LOVE IS CALLING
I have a confession to make: I wasn’t even going to write about LOVE IS CALLING. Firstly because, like, too easy, yanno. What a cop out.
But also because I am too close to the heart of it: I cannot be unbiased when I have been elbows deep in Yayoi’s story. I know too much, I think.
Is it worth it? Absolutely.
Instagrammable: Oh yes. Take all the pictures you want (don’t forget to use the hashtag #TMALove in social media!)
Part of my job requires me to be inside the room a little bit more often than the regular museum goer, and yet I find myself deeply moved, still, every time: there is always something new to discover, something else I had not seen the last time there. I think this exhibition is one that gets better the more you see it, as you peel back its layers and attempt to get to the center of it.
But you can’t. The beauty of it is that while you’re inside, you feel like you are part of a greater whole. Your being is reflected over and over and over again, everywhere and nowhere all at once, and for two minutes, you are infinite, standing before an alien world of colorful tentacles.
The voice you hear is the artist’s, reciting a poem in Japanese. You can see the translation on the wall as soon as you exit the room. I urge you to read the poem, to really take the time to understand it, as it changes the context of the exhibition completely. Well, at least, it did for me.
Now I cannot enter the room without feeling rattled, jittery; both claustrophobic and distant. I want to stay in that little alien world but also run to the relatively safety of the outside world. I am inside Yayoi Kusama’s mind and it is too much and not enough and, honestly, she is a formidable artist; she has to, when her mind is filled with such things.
See? I’m too close to this exhibition; I can’t even properly write about it.

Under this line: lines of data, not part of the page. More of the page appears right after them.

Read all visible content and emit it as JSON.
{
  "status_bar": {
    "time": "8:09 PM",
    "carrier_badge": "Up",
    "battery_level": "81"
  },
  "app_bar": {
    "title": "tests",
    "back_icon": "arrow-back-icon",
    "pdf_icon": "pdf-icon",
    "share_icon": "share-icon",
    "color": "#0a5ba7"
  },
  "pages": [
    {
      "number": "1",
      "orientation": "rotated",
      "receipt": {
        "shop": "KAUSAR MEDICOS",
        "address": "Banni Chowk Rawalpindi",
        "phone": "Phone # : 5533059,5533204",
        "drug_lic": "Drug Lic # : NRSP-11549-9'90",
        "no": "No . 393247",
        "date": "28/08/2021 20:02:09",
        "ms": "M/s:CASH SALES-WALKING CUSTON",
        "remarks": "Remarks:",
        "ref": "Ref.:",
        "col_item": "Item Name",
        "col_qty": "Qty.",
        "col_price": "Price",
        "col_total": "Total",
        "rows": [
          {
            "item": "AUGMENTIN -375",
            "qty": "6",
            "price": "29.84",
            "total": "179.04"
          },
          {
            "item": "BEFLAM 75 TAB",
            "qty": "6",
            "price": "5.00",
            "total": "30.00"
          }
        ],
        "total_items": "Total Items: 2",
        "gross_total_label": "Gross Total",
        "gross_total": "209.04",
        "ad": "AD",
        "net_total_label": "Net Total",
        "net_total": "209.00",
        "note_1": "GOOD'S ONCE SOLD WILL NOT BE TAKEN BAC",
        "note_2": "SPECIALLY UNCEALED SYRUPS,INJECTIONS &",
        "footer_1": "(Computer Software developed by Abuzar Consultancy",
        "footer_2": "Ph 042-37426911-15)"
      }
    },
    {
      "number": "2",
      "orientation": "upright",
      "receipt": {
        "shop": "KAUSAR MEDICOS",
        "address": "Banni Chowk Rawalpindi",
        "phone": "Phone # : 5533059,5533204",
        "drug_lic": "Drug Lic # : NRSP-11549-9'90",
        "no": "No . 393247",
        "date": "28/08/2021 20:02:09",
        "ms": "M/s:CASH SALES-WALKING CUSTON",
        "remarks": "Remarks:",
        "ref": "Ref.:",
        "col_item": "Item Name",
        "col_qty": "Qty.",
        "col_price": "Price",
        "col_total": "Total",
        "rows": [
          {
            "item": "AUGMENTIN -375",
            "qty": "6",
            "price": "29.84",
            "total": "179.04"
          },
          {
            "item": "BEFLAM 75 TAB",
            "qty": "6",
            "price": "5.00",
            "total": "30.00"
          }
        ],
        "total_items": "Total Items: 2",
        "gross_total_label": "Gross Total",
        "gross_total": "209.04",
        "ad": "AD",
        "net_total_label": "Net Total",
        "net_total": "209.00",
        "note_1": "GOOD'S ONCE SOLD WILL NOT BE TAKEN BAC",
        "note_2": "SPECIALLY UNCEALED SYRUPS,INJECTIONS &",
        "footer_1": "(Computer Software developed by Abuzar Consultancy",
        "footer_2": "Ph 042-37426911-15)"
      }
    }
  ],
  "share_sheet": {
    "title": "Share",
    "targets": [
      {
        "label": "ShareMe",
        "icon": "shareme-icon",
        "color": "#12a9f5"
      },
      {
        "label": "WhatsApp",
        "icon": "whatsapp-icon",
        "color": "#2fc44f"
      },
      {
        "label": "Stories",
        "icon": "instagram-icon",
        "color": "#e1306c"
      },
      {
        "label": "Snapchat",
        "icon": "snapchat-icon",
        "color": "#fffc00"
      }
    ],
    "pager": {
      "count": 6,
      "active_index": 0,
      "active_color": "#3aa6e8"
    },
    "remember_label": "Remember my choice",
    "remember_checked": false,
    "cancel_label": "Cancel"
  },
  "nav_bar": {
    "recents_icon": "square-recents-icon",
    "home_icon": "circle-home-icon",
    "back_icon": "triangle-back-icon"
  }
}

Anyway, here are the fun, practical facts:
Best to come during a weekday, as the galleries are basically empty, and depending on how many people are in line you may be able to go in more than once
If you are coming over the weekend, plan to buy your tickets far in advance, I’d say at least a week. They are selling out fast! You can arrive to the museum 30 minutes before and enjoy the remaining galleries while you wait, or have a cup of coffee downstairs at the Riverwalk Cafe (their cookies are TO DIE FOR)
College students get in for free; children, seniors (65+ years), and Florida educators get in at a discounted price
The installation employs sound and lights. Though the light changes are rather slow, it may still be overwhelming for some who may be sensitive to lights and sounds. A staff member will be with you in the room at all times in case of emergencies.
Best selfies and photo ops are at the corners of the room.
Fun fact: One of the staff members who works the room has the same bright red bob hairstyle Yayoi Kusama is known for. It has led many an elementary school kid to gape while not so subtly whispering, “THAT’S YAYOI KUSAMA!”